Calgarypuck Forums - The Unofficial Calgary Flames Fan Community - View Single Post

PepsiFree · 09-02-2025, 06:02 PM

Quote:

Originally Posted by Macindoc

I created a mathematical model (using no information whatsoever about hockey or the NHL, other than teams' points totals at the end of the 2022-23 and 2023-24 seasons) to create a model that had an average error of 10.5 for last season.
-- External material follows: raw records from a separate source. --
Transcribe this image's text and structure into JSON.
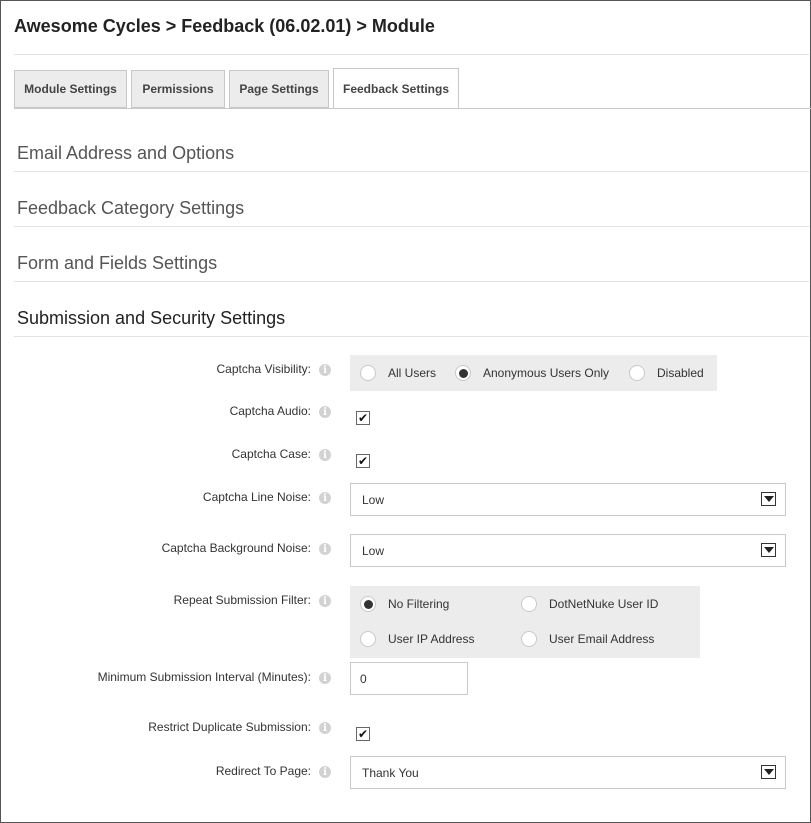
{
  "header": {
    "title": "Awesome Cycles > Feedback (06.02.01) > Module"
  },
  "tabs": [
    {
      "label": "Module Settings"
    },
    {
      "label": "Permissions"
    },
    {
      "label": "Page Settings"
    },
    {
      "label": "Feedback Settings",
      "active": true
    }
  ],
  "sections": [
    {
      "label": "Email Address and Options"
    },
    {
      "label": "Feedback Category Settings"
    },
    {
      "label": "Form and Fields Settings"
    },
    {
      "label": "Submission and Security Settings",
      "expanded": true
    }
  ],
  "form": {
    "captcha_visibility": {
      "label": "Captcha Visibility:",
      "options": [
        "All Users",
        "Anonymous Users Only",
        "Disabled"
      ],
      "selected": "Anonymous Users Only"
    },
    "captcha_audio": {
      "label": "Captcha Audio:",
      "checked": true
    },
    "captcha_case": {
      "label": "Captcha Case:",
      "checked": true
    },
    "captcha_line_noise": {
      "label": "Captcha Line Noise:",
      "value": "Low"
    },
    "captcha_background_noise": {
      "label": "Captcha Background Noise:",
      "value": "Low"
    },
    "repeat_submission_filter": {
      "label": "Repeat Submission Filter:",
      "options": [
        "No Filtering",
        "DotNetNuke User ID",
        "User IP Address",
        "User Email Address"
      ],
      "selected": "No Filtering"
    },
    "minimum_submission_interval": {
      "label": "Minimum Submission Interval (Minutes):",
      "value": "0"
    },
    "restrict_duplicate_submission": {
      "label": "Restrict Duplicate Submission:",
      "checked": true
    },
    "redirect_to_page": {
      "label": "Redirect To Page:",
      "value": "Thank You"
    }
  },
  "icons": {
    "info": "info-icon",
    "checkmark": "✔"
  },
  "colors": {
    "group_bg": "#ececec",
    "border": "#c9c9c9",
    "text": "#333333"
  }
}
The reason why the error was so high for my model was the disastrous season the Predators had last year - they accounted for 10% of my total error after dropping from 99 points and trending upwards to just 68 points, and they were probably the reason JFresh's predictions were not as good last season as they were the season before.

My model, if you're interested, averages the points totals from the two previous seasons (to reduce the effects of random events like injuries), then averages that number with the average number of points all teams obtained in the previous season (to account for potential regression to the mean), then adds half the difference between the points the team accumulated in the previous two seasons (to account for trends).
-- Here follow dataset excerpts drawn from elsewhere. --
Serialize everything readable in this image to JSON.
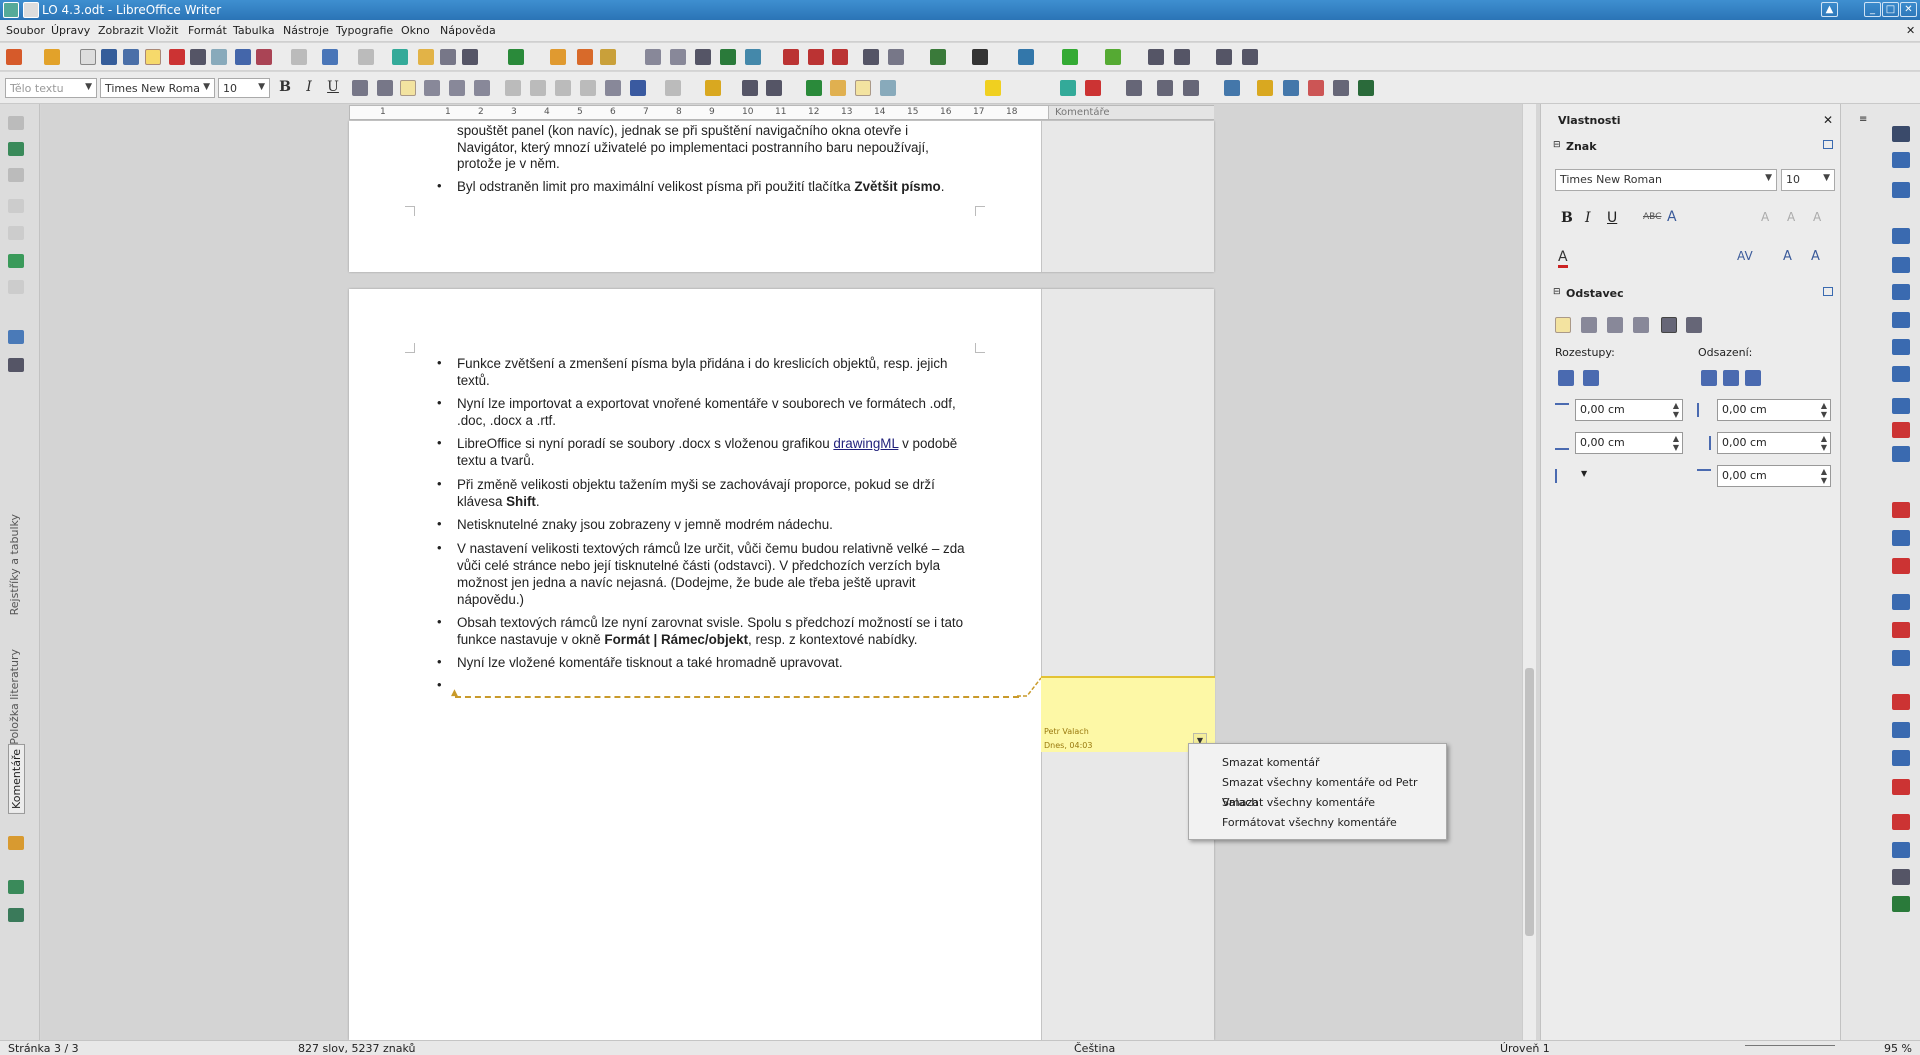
{
  "title_bar": {
    "title": "LO 4.3.odt - LibreOffice Writer"
  },
  "menu": [
    "Soubor",
    "Úpravy",
    "Zobrazit",
    "Vložit",
    "Formát",
    "Tabulka",
    "Nástroje",
    "Typografie",
    "Okno",
    "Nápověda"
  ],
  "toolbar": {
    "paragraph_style": "Tělo textu",
    "font_name": "Times New Roma",
    "font_size": "10",
    "bold": "B",
    "italic": "I",
    "underline": "U"
  },
  "ruler": {
    "comments_label": "Komentáře",
    "numbers": [
      "1",
      "1",
      "2",
      "3",
      "4",
      "5",
      "6",
      "7",
      "8",
      "9",
      "10",
      "11",
      "12",
      "13",
      "14",
      "15",
      "16",
      "17",
      "18"
    ]
  },
  "left_panel": {
    "tab_registers": "Rejstříky a tabulky",
    "tab_library": "Položka literatury",
    "tab_comments": "Komentáře"
  },
  "page1": {
    "line1": "spouštět panel (kon navíc), jednak se při spuštění navigačního okna otevře i",
    "line2": "Navigátor, který mnozí uživatelé po implementaci postranního baru nepoužívají,",
    "line3": "protože je v něm.",
    "bullet_plain": "Byl odstraněn limit pro maximální velikost písma při použití tlačítka ",
    "bullet_bold": "Zvětšit písmo",
    "bullet_end": "."
  },
  "page2": {
    "b1": "Funkce zvětšení a zmenšení písma byla přidána i do kreslicích objektů, resp. jejich textů.",
    "b2": "Nyní lze importovat a exportovat vnořené komentáře v souborech ve formátech .odf, .doc, .docx a .rtf.",
    "b3_pre": "LibreOffice si nyní poradí se soubory .docx s vloženou grafikou ",
    "b3_link": "drawingML",
    "b3_post": " v podobě textu a tvarů.",
    "b4_pre": "Při změně velikosti objektu tažením myši se zachovávají proporce, pokud se drží klávesa ",
    "b4_bold": "Shift",
    "b4_post": ".",
    "b5": "Netisknutelné znaky jsou zobrazeny v jemně modrém nádechu.",
    "b6": "V nastavení velikosti textových rámců lze určit, vůči čemu budou relativně velké – zda vůči celé stránce nebo její tisknutelné části (odstavci). V předchozích verzích byla možnost jen jedna a navíc nejasná. (Dodejme, že bude ale třeba ještě upravit nápovědu.)",
    "b7_pre": "Obsah textových rámců lze nyní zarovnat svisle. Spolu s předchozí možností se i tato funkce nastavuje v okně ",
    "b7_bold": "Formát | Rámec/objekt",
    "b7_post": ", resp. z kontextové nabídky.",
    "b8": "Nyní lze vložené komentáře tisknout a také hromadně upravovat.",
    "bullet": "•"
  },
  "comment": {
    "author": "Petr Valach",
    "date": "Dnes, 04:03"
  },
  "context_menu": [
    "Smazat komentář",
    "Smazat všechny komentáře od Petr Valach",
    "Smazat všechny komentáře",
    "Formátovat všechny komentáře"
  ],
  "sidebar": {
    "title": "Vlastnosti",
    "char_section": "Znak",
    "font_name": "Times New Roman",
    "font_size": "10",
    "para_section": "Odstavec",
    "spacing_label": "Rozestupy:",
    "indent_label": "Odsazení:",
    "above": "0,00 cm",
    "below": "0,00 cm",
    "before": "0,00 cm",
    "after": "0,00 cm",
    "first_line": "0,00 cm"
  },
  "status": {
    "page": "Stránka 3 / 3",
    "words": "827 slov, 5237 znaků",
    "language": "Čeština",
    "level": "Úroveň 1",
    "zoom": "95 %"
  },
  "colors": {
    "titlebar": "#2b74b6",
    "comment_bg": "#fdf8a6",
    "comment_anchor": "#c99a2a"
  }
}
Not perfect, but remarkably close to the performance of the much more sophisticated JFresh model, without taking the effects of any individual players (trades, injuries, retirements, progression/regression/decline) into account.

I think you’re totally missing the point (you’re not alone, as Enoch and a couple others aren’t getting it either). The point isn’t to create the most accurate model by eliminating inputs and reducing the sophistication of the model. The point is creating a sophisticated model with these necessary inputs that is as accurate as possible.

For example. I “fixed” your model by removing the redundant addition of adding half the difference. Got it to 10.2. I “fixed” it further by adding the redundant addition back and reducing it to 1/8 instead of 1/2. Got it to 10.0. So the question is: how useful is the model? What do we learn from it if I can change one arbitrary number we just made up and make it more accurate? The answers are probably “not at all” and “nothing.”

Go back and apply your model to the year previous. 10.7. JFresh? 9.9. You’re solely trying to reverse engineer a model with the lowest error rate by ignoring as many inputs as possible, while he has a model with a laundry list of inputs and simply hopes it’s among the least inaccurate.

The point of the whole thing is the inputs. It’s a reflection of how a team should perform based on all of the inputs you ignored or eliminated. It’s more about the “why” and less about the result. The closer the result, the more we learn about the accuracy of the why and how (not the reverse). Without any why or how there’s really nothing to learn and no point to having developed a model in the first place.